I propose a loop that the CPU can take advantage of code/behaviour batching which can improve JIT optimization at runtime. Less deep than above, and also offers the awesome feature of priority behaviour control. this of course still works off the basic idea of world object and everything is a behaviour.
Proposed loop
loop through different behaviours
loop through all of the same behaviour on all objects
execute behavior update
How does this work instead.
This loop does not loop through Objects.
This loop does not go through behaviors in an object
This has the behavior at the top, and then manipulates it’s world object
There is a BehaviourList. this list contains a BehaviourInstanceArray. And the array contains a reference to each and every instance of the behavior.
abstract sample below
BList[
Sprite[]
Collision[]
Platform[]
Solid[]
Pin[]
]
When an object is created, the code adds the behavior instance to the array. When the object is destroyed then the behavior is removed from the array. This also means that the CPU can cache the update function and run through them all in one go. Doing so offers the benefit of Duff below. However the system also offers another benefit.
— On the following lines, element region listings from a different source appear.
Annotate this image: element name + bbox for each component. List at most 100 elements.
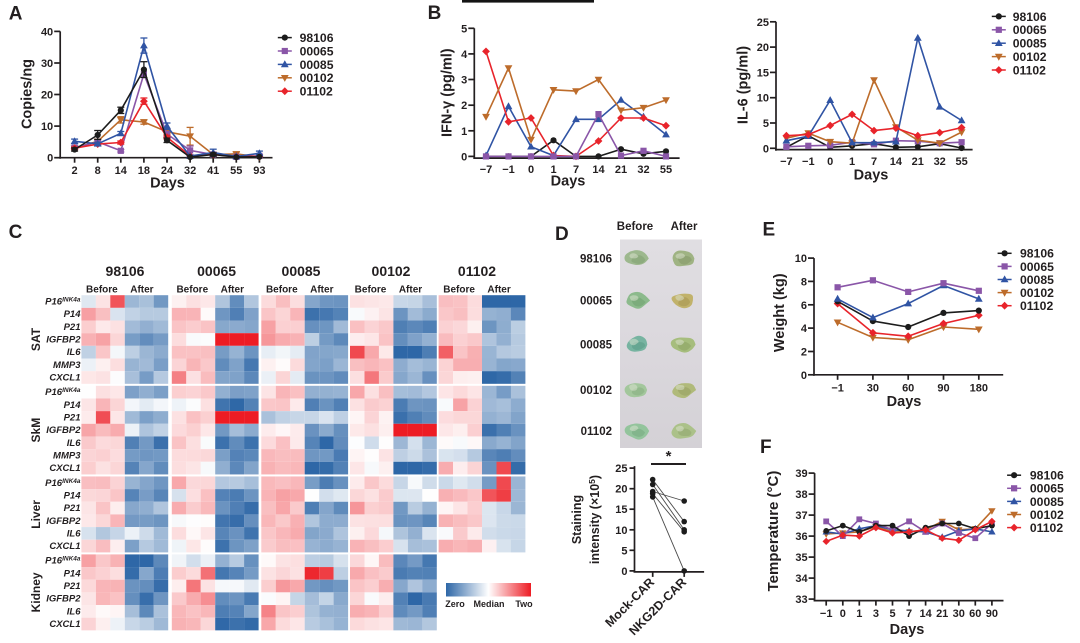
svg-text:7: 7 — [906, 608, 912, 620]
svg-text:IGFBP2: IGFBP2 — [46, 335, 81, 346]
svg-text:−1: −1 — [502, 164, 515, 176]
svg-text:00085: 00085 — [580, 340, 613, 352]
svg-text:98106: 98106 — [106, 263, 145, 279]
svg-text:P14: P14 — [64, 490, 82, 501]
svg-text:21: 21 — [936, 608, 948, 620]
svg-text:4: 4 — [801, 323, 808, 335]
svg-text:After: After — [310, 285, 333, 296]
svg-text:5: 5 — [461, 23, 467, 35]
svg-text:MMP3: MMP3 — [53, 360, 81, 371]
svg-text:IL6: IL6 — [67, 438, 81, 449]
svg-text:32: 32 — [184, 165, 196, 177]
svg-text:20: 20 — [757, 42, 769, 54]
svg-text:Copies/ng: Copies/ng — [20, 59, 36, 129]
svg-text:Before: Before — [617, 221, 653, 233]
svg-text:01102: 01102 — [581, 426, 612, 438]
svg-text:CXCL1: CXCL1 — [49, 619, 80, 630]
svg-text:CXCL1: CXCL1 — [49, 463, 80, 474]
svg-text:P14: P14 — [64, 400, 82, 411]
svg-text:E: E — [763, 220, 776, 241]
svg-text:−7: −7 — [480, 164, 493, 176]
svg-text:3: 3 — [461, 75, 467, 87]
svg-text:C: C — [9, 222, 23, 243]
svg-text:0: 0 — [763, 143, 769, 155]
svg-text:55: 55 — [955, 156, 967, 168]
svg-text:Days: Days — [887, 394, 922, 410]
svg-text:*: * — [666, 448, 672, 465]
svg-text:60: 60 — [969, 608, 981, 620]
svg-text:98106: 98106 — [1030, 469, 1064, 483]
svg-text:00065: 00065 — [580, 296, 613, 308]
svg-text:intensity (×105): intensity (×105) — [587, 475, 602, 564]
svg-text:Days: Days — [854, 168, 889, 184]
svg-text:CXCL1: CXCL1 — [49, 541, 80, 552]
svg-text:After: After — [221, 285, 244, 296]
svg-text:IGFBP2: IGFBP2 — [46, 594, 81, 605]
svg-text:32: 32 — [637, 164, 649, 176]
svg-text:Before: Before — [355, 285, 387, 296]
svg-text:SkM: SkM — [29, 418, 43, 443]
svg-text:33: 33 — [795, 594, 807, 606]
svg-text:A: A — [9, 4, 23, 25]
svg-text:00085: 00085 — [300, 58, 334, 72]
svg-text:−1: −1 — [831, 382, 844, 394]
svg-text:8: 8 — [801, 276, 807, 288]
svg-text:21: 21 — [912, 156, 924, 168]
svg-text:1: 1 — [856, 608, 862, 620]
svg-text:0: 0 — [621, 566, 627, 578]
svg-text:10: 10 — [795, 253, 807, 265]
svg-text:00065: 00065 — [1020, 260, 1054, 274]
svg-text:P16INK4a: P16INK4a — [45, 387, 81, 398]
svg-text:14: 14 — [115, 165, 128, 177]
svg-text:0: 0 — [827, 156, 833, 168]
svg-text:41: 41 — [207, 165, 219, 177]
svg-text:00102: 00102 — [1020, 286, 1054, 300]
svg-text:Days: Days — [551, 174, 586, 190]
svg-text:00085: 00085 — [1020, 273, 1054, 287]
svg-text:00085: 00085 — [282, 263, 321, 279]
svg-text:00102: 00102 — [300, 71, 334, 85]
svg-text:Weight (kg): Weight (kg) — [772, 273, 788, 352]
svg-text:98106: 98106 — [580, 254, 612, 266]
svg-text:IFN-γ (pg/ml): IFN-γ (pg/ml) — [439, 48, 455, 137]
svg-text:P16INK4a: P16INK4a — [45, 478, 81, 489]
svg-text:00085: 00085 — [1030, 495, 1064, 509]
svg-text:After: After — [671, 221, 698, 233]
svg-text:D: D — [555, 224, 569, 245]
svg-text:IGFBP2: IGFBP2 — [46, 516, 81, 527]
svg-text:2: 2 — [801, 347, 807, 359]
svg-text:0: 0 — [840, 608, 846, 620]
svg-text:Days: Days — [890, 622, 925, 638]
svg-text:00065: 00065 — [197, 263, 236, 279]
svg-text:0: 0 — [461, 151, 467, 163]
svg-text:180: 180 — [970, 382, 988, 394]
svg-text:Kidney: Kidney — [29, 572, 43, 612]
svg-text:01102: 01102 — [300, 85, 333, 99]
svg-text:IL6: IL6 — [67, 606, 81, 617]
svg-text:60: 60 — [902, 382, 914, 394]
svg-text:2: 2 — [72, 165, 78, 177]
svg-text:Before: Before — [443, 285, 475, 296]
svg-text:01102: 01102 — [1020, 299, 1053, 313]
svg-text:10: 10 — [41, 121, 53, 133]
svg-text:90: 90 — [986, 608, 998, 620]
svg-text:0: 0 — [528, 164, 534, 176]
svg-text:Staining: Staining — [570, 495, 584, 544]
svg-text:00102: 00102 — [580, 385, 612, 397]
svg-text:00102: 00102 — [1013, 50, 1047, 64]
svg-text:30: 30 — [953, 608, 965, 620]
svg-text:36: 36 — [795, 531, 807, 543]
svg-text:01102: 01102 — [1013, 63, 1046, 77]
svg-text:00065: 00065 — [1030, 482, 1064, 496]
svg-text:−1: −1 — [802, 156, 815, 168]
svg-text:14: 14 — [592, 164, 605, 176]
svg-text:4: 4 — [461, 49, 468, 61]
svg-text:14: 14 — [919, 608, 932, 620]
svg-text:Before: Before — [266, 285, 298, 296]
svg-text:Before: Before — [86, 285, 118, 296]
svg-text:40: 40 — [41, 26, 53, 38]
svg-text:00085: 00085 — [1013, 37, 1047, 51]
svg-text:90: 90 — [937, 382, 949, 394]
svg-text:8: 8 — [95, 165, 101, 177]
svg-text:39: 39 — [795, 468, 807, 480]
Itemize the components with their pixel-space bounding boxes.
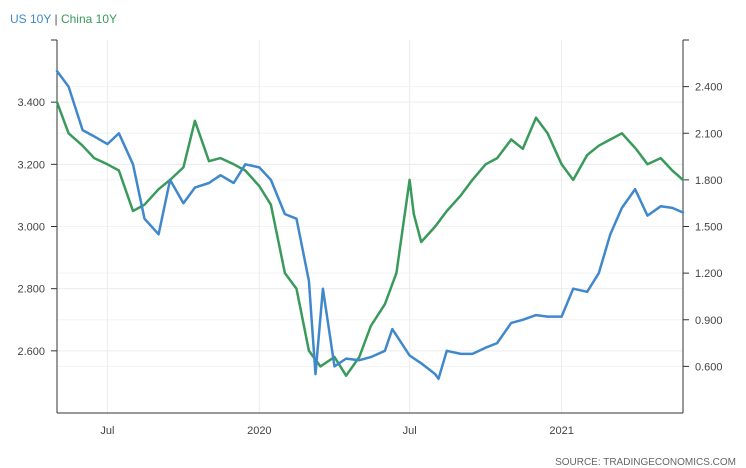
- legend-china-10y[interactable]: China 10Y: [60, 12, 117, 26]
- x-tick-label: 2021: [549, 425, 573, 437]
- chart-legend: US 10Y | China 10Y: [10, 12, 117, 26]
- y-right-tick-label: 2.400: [695, 82, 723, 94]
- legend-separator: |: [54, 12, 58, 26]
- y-right-tick-label: 1.800: [695, 175, 723, 187]
- y-right-tick-label: 0.600: [695, 361, 723, 373]
- y-right-tick-label: 1.200: [695, 268, 723, 280]
- series-line-china-10y: [55, 100, 685, 377]
- y-left-tick-label: 2.600: [17, 346, 45, 358]
- legend-us-10y[interactable]: US 10Y: [10, 12, 52, 26]
- y-right-tick-label: 0.900: [695, 315, 723, 327]
- x-tick-label: Jul: [403, 425, 417, 437]
- y-left-tick-label: 3.000: [17, 222, 45, 234]
- y-right-tick-label: 1.500: [695, 222, 723, 234]
- source-note: SOURCE: TRADINGECONOMICS.COM: [555, 457, 736, 468]
- x-tick-label: Jul: [100, 425, 114, 437]
- y-left-tick-label: 3.400: [17, 97, 45, 109]
- series-line-us-10y: [55, 69, 685, 381]
- y-left-tick-label: 2.800: [17, 284, 45, 296]
- x-tick-label: 2020: [247, 425, 271, 437]
- y-left-tick-label: 3.200: [17, 159, 45, 171]
- y-right-tick-label: 2.100: [695, 128, 723, 140]
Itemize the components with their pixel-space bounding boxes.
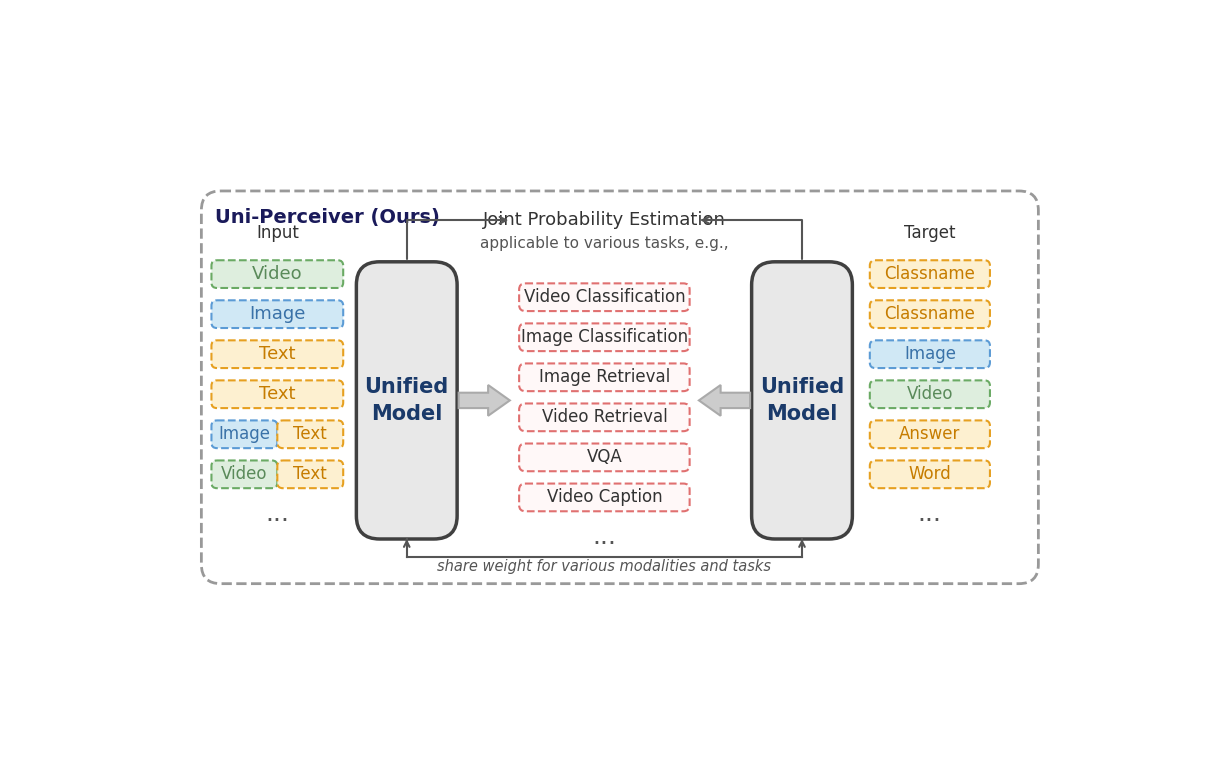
FancyBboxPatch shape xyxy=(870,340,989,368)
Text: Unified
Model: Unified Model xyxy=(760,377,844,424)
Text: Target: Target xyxy=(904,224,956,243)
FancyBboxPatch shape xyxy=(202,191,1039,584)
Text: ...: ... xyxy=(266,502,290,527)
Polygon shape xyxy=(699,385,750,416)
Text: Image: Image xyxy=(904,345,956,363)
Text: ...: ... xyxy=(918,502,942,527)
Text: Video: Video xyxy=(907,385,953,403)
Text: ...: ... xyxy=(592,525,616,550)
FancyBboxPatch shape xyxy=(870,300,989,328)
FancyBboxPatch shape xyxy=(519,484,690,511)
FancyBboxPatch shape xyxy=(211,380,343,408)
FancyBboxPatch shape xyxy=(870,420,989,448)
Text: Text: Text xyxy=(259,385,296,403)
FancyBboxPatch shape xyxy=(870,460,989,488)
FancyBboxPatch shape xyxy=(870,380,989,408)
Text: share weight for various modalities and tasks: share weight for various modalities and … xyxy=(437,559,772,574)
Text: Word: Word xyxy=(908,465,951,484)
Text: Video Retrieval: Video Retrieval xyxy=(541,408,667,427)
Text: Video: Video xyxy=(252,265,303,283)
FancyBboxPatch shape xyxy=(519,323,690,351)
FancyBboxPatch shape xyxy=(278,420,343,448)
Text: Image Retrieval: Image Retrieval xyxy=(539,368,670,387)
FancyBboxPatch shape xyxy=(211,260,343,288)
FancyBboxPatch shape xyxy=(870,260,989,288)
Text: Video: Video xyxy=(221,465,268,484)
Text: applicable to various tasks, e.g.,: applicable to various tasks, e.g., xyxy=(480,236,728,251)
Text: Classname: Classname xyxy=(884,265,975,283)
Text: Joint Probability Estimation: Joint Probability Estimation xyxy=(483,211,726,229)
FancyBboxPatch shape xyxy=(211,420,278,448)
FancyBboxPatch shape xyxy=(519,363,690,391)
FancyBboxPatch shape xyxy=(211,340,343,368)
Text: Image Classification: Image Classification xyxy=(521,328,687,346)
FancyBboxPatch shape xyxy=(519,444,690,471)
Text: Video Classification: Video Classification xyxy=(523,288,685,306)
Text: Answer: Answer xyxy=(899,425,960,444)
FancyBboxPatch shape xyxy=(211,300,343,328)
FancyBboxPatch shape xyxy=(356,262,457,539)
FancyBboxPatch shape xyxy=(519,403,690,431)
FancyBboxPatch shape xyxy=(519,283,690,311)
Text: VQA: VQA xyxy=(587,448,622,467)
Text: Image: Image xyxy=(219,425,271,444)
Text: Text: Text xyxy=(259,345,296,363)
FancyBboxPatch shape xyxy=(751,262,853,539)
FancyBboxPatch shape xyxy=(278,460,343,488)
Text: Text: Text xyxy=(294,425,327,444)
Text: Text: Text xyxy=(294,465,327,484)
Text: Unified
Model: Unified Model xyxy=(365,377,449,424)
FancyBboxPatch shape xyxy=(211,460,278,488)
Text: Input: Input xyxy=(256,224,298,243)
Text: Classname: Classname xyxy=(884,305,975,323)
Text: Image: Image xyxy=(249,305,306,323)
Text: Uni-Perceiver (Ours): Uni-Perceiver (Ours) xyxy=(215,208,440,227)
Polygon shape xyxy=(459,385,510,416)
Text: Video Caption: Video Caption xyxy=(546,488,662,507)
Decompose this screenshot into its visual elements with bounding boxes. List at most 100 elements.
Sort-able behavior execution. The above sample shows Sprite at the top, and Pin at the bottom. however this list can be sorted. Offering control as to what should be executed first to last.
So the loop is
for(int i = 0, int length = blist.length; i < length; i++)
{
var bInstList = blist[ i ];
var n = iterations % 8;
while (n--) {
bInstList[ n ].tick();
}
n = (iterations * 0.125) ^ 0;
while (n--) {
bInstList[ n - 0 ].tick();
bInstList[ n - 1 ].tick();
bInstList[ n - 2 ].tick();
bInstList[ n - 3 ].tick();
bInstList[ n - 4 ].tick();
bInstList[ n - 5 ].tick();
bInstList[ n - 6 ].tick();
bInstList[ n - 7 ].tick();
}
}
So here is the game loop. Takes advantage CPU caching. Far simpler in design. Allows for Behavior execution order. So instead of Object top down, It’s behavior top down. There are probably other optimization techniques that can be applied.